NSP GUI is not accessible anymore with the following error "Failure of server APACHE bridge". This is happening when all Weblogic instances become unreachable which can have many causes.

The status of the different instances can be checked through the Weblogic console.

Cause

NSP is receiving a big number of alarms from distant servers. This causes the overload of JMS queues and consequently Weblogic instances hang up.
Check the JMS queues of different Weblogic instances and verify that queues are overloaded. Especially focus on "Messages Pending" column.
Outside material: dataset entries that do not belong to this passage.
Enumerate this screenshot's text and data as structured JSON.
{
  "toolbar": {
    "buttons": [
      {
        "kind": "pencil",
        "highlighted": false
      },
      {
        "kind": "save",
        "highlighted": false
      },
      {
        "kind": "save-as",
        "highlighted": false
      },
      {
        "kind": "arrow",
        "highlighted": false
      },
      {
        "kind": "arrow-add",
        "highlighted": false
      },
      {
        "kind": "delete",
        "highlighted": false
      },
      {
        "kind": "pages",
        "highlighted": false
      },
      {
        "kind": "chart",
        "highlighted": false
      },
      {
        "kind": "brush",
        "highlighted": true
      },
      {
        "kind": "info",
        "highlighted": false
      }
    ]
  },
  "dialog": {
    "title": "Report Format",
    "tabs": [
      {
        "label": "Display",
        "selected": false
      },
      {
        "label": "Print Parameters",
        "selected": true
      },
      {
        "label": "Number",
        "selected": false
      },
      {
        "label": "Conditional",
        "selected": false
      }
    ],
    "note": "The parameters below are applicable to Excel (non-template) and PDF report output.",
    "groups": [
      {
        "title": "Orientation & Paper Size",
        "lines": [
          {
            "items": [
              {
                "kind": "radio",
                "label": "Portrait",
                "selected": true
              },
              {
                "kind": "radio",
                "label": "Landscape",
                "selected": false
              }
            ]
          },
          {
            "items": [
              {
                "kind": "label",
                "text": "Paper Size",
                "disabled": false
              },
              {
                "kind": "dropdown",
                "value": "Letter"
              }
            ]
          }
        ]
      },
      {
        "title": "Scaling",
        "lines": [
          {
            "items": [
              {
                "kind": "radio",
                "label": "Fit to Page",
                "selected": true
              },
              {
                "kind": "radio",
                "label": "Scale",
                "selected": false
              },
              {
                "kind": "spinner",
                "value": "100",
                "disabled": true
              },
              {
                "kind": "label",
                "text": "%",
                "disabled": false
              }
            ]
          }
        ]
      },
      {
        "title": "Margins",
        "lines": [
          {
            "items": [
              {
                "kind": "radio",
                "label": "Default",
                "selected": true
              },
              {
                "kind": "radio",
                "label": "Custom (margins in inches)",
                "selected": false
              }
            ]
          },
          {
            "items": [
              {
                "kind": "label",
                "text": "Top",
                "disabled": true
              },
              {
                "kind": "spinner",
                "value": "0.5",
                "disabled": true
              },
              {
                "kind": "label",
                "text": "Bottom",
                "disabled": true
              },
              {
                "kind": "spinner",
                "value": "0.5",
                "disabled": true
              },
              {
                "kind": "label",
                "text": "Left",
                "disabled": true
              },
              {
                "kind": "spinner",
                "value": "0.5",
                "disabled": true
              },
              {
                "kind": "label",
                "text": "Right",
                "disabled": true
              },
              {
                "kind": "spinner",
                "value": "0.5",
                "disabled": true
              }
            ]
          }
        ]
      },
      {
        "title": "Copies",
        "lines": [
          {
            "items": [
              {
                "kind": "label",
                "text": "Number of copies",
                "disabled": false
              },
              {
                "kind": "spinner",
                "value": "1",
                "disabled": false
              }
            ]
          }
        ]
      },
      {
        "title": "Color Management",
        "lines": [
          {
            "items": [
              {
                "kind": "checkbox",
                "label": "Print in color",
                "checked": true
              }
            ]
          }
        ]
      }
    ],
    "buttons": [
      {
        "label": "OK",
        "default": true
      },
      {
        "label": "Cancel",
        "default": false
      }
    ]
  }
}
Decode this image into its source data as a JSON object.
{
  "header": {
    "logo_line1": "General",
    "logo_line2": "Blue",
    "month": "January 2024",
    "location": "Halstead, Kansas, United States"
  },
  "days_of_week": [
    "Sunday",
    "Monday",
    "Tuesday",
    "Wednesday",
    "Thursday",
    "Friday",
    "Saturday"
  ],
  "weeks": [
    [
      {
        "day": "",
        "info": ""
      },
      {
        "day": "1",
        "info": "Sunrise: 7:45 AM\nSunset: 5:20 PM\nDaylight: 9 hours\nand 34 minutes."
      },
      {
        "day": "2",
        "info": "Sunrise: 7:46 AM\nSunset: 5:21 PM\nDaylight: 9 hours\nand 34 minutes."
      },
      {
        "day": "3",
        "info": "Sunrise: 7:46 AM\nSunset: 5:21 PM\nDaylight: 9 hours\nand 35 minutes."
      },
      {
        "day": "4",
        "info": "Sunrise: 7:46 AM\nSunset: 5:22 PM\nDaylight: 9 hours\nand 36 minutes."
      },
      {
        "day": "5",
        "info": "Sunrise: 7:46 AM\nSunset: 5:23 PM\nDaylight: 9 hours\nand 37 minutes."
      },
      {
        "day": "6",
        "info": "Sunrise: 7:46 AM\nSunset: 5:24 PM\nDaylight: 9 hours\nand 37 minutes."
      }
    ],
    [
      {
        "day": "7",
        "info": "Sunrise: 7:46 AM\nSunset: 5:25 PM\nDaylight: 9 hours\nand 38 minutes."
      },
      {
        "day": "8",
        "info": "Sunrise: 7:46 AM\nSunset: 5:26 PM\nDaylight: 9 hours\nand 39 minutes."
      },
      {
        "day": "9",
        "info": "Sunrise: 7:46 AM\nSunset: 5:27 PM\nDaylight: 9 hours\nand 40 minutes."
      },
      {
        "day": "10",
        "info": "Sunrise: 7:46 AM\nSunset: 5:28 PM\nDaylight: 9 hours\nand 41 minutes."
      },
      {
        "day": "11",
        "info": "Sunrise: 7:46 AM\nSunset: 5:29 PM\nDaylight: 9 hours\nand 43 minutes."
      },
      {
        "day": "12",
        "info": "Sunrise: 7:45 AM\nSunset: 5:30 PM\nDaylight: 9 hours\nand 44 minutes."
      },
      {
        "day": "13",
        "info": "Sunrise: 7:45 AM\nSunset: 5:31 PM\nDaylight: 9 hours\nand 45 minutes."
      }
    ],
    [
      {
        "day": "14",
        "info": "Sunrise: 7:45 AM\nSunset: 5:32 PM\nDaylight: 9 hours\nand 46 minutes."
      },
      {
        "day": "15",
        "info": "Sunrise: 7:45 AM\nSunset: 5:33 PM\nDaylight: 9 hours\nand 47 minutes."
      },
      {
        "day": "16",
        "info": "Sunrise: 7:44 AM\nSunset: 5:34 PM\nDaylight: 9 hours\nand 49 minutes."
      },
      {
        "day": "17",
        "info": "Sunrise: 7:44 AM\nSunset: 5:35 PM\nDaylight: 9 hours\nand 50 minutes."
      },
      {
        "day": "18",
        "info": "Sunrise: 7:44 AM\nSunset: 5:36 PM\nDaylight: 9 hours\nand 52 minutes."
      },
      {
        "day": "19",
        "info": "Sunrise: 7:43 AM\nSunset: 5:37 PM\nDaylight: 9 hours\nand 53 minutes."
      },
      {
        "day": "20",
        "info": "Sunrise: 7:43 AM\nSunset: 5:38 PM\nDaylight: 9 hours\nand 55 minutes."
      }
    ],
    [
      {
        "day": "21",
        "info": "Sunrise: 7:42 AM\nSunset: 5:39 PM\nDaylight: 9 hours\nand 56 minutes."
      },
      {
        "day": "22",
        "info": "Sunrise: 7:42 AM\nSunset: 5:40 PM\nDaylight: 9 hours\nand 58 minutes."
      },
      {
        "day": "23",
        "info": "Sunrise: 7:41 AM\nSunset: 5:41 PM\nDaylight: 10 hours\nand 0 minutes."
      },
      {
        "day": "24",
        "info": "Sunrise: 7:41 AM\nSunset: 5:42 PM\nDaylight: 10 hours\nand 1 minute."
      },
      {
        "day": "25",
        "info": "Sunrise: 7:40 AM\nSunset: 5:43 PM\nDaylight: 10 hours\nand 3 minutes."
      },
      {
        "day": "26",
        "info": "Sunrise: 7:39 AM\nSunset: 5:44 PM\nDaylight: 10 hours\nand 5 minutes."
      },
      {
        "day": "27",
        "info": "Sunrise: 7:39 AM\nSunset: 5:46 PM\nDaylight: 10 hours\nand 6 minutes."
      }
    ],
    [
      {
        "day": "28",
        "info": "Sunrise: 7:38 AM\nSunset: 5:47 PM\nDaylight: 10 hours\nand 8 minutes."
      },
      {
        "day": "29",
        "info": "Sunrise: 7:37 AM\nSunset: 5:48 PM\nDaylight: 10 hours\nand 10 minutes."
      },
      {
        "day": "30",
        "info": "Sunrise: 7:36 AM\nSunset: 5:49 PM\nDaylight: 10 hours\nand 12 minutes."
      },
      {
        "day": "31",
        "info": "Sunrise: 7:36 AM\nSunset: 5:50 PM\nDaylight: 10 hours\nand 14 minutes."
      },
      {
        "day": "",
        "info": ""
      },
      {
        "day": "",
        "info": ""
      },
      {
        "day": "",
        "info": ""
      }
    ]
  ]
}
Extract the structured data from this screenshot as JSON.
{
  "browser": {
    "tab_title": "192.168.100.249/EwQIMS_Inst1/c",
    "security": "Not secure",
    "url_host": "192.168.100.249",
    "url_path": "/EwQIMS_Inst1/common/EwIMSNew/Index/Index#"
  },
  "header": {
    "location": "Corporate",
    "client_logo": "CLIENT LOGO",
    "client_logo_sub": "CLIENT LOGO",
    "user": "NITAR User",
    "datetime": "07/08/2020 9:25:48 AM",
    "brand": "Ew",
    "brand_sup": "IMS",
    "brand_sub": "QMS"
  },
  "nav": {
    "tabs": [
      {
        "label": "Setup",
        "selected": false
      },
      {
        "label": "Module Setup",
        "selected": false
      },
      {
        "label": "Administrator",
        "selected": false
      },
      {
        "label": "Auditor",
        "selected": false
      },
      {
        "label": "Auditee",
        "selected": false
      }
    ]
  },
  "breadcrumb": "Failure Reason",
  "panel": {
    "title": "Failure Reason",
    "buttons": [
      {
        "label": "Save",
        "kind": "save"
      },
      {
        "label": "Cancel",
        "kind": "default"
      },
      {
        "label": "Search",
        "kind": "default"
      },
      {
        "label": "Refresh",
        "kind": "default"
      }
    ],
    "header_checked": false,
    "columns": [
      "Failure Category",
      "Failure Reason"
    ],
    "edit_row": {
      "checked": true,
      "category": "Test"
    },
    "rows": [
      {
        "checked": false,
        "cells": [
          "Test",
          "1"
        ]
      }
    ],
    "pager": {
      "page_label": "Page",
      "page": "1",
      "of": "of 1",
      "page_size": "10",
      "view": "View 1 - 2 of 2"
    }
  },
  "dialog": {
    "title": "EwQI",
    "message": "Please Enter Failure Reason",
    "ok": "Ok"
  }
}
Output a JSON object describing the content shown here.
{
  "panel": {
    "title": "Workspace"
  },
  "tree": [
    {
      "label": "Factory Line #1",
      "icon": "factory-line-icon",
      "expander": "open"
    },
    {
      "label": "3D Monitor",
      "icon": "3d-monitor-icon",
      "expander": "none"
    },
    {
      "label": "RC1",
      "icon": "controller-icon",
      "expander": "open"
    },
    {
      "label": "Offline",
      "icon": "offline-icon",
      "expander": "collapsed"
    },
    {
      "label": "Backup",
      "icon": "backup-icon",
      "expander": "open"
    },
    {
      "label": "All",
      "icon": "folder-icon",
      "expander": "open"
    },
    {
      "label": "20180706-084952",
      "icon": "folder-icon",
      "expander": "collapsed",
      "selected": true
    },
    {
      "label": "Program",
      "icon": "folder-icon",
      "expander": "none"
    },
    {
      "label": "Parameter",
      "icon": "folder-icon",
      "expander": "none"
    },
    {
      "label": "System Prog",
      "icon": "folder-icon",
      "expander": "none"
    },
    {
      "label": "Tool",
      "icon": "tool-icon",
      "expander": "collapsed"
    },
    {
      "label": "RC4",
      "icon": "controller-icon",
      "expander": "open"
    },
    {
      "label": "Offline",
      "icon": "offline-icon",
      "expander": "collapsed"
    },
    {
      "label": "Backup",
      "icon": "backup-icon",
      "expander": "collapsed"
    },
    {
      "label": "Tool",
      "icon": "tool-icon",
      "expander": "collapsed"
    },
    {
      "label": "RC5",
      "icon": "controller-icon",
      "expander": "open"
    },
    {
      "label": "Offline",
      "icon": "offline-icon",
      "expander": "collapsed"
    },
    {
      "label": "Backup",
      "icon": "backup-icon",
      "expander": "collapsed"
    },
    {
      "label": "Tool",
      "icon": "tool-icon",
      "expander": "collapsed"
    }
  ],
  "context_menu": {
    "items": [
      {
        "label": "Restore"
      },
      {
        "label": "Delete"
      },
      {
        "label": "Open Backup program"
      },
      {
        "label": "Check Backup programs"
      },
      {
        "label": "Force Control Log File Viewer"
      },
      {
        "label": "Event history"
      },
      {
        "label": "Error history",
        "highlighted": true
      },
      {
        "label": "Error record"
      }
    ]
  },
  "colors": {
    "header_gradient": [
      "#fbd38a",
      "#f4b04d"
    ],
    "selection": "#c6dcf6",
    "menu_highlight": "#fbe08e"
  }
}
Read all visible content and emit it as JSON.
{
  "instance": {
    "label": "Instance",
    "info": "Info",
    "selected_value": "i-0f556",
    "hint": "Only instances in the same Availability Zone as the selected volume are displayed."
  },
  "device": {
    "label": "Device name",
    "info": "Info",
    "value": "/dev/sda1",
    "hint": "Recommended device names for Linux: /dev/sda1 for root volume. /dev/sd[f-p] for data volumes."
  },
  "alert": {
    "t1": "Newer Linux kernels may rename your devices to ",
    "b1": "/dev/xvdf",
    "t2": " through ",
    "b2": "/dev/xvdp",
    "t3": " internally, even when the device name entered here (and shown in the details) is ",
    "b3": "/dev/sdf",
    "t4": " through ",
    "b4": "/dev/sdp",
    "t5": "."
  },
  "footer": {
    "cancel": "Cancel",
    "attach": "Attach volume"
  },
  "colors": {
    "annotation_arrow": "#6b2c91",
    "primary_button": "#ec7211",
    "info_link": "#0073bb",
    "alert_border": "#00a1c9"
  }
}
JMS queues load can be checked from the Weblogic console interface under the folowing menu:
Domain Structure -> tekelec -> Services -> Messaging -> JMS Servers -> NSPJMSServerxa -> Monitoring -> Active Destinations

Solution

Identify the object sending the biggest number of alarms in ProAlarm viewer, all alarms list.

Each alarms with high amount of occurences must be addressed.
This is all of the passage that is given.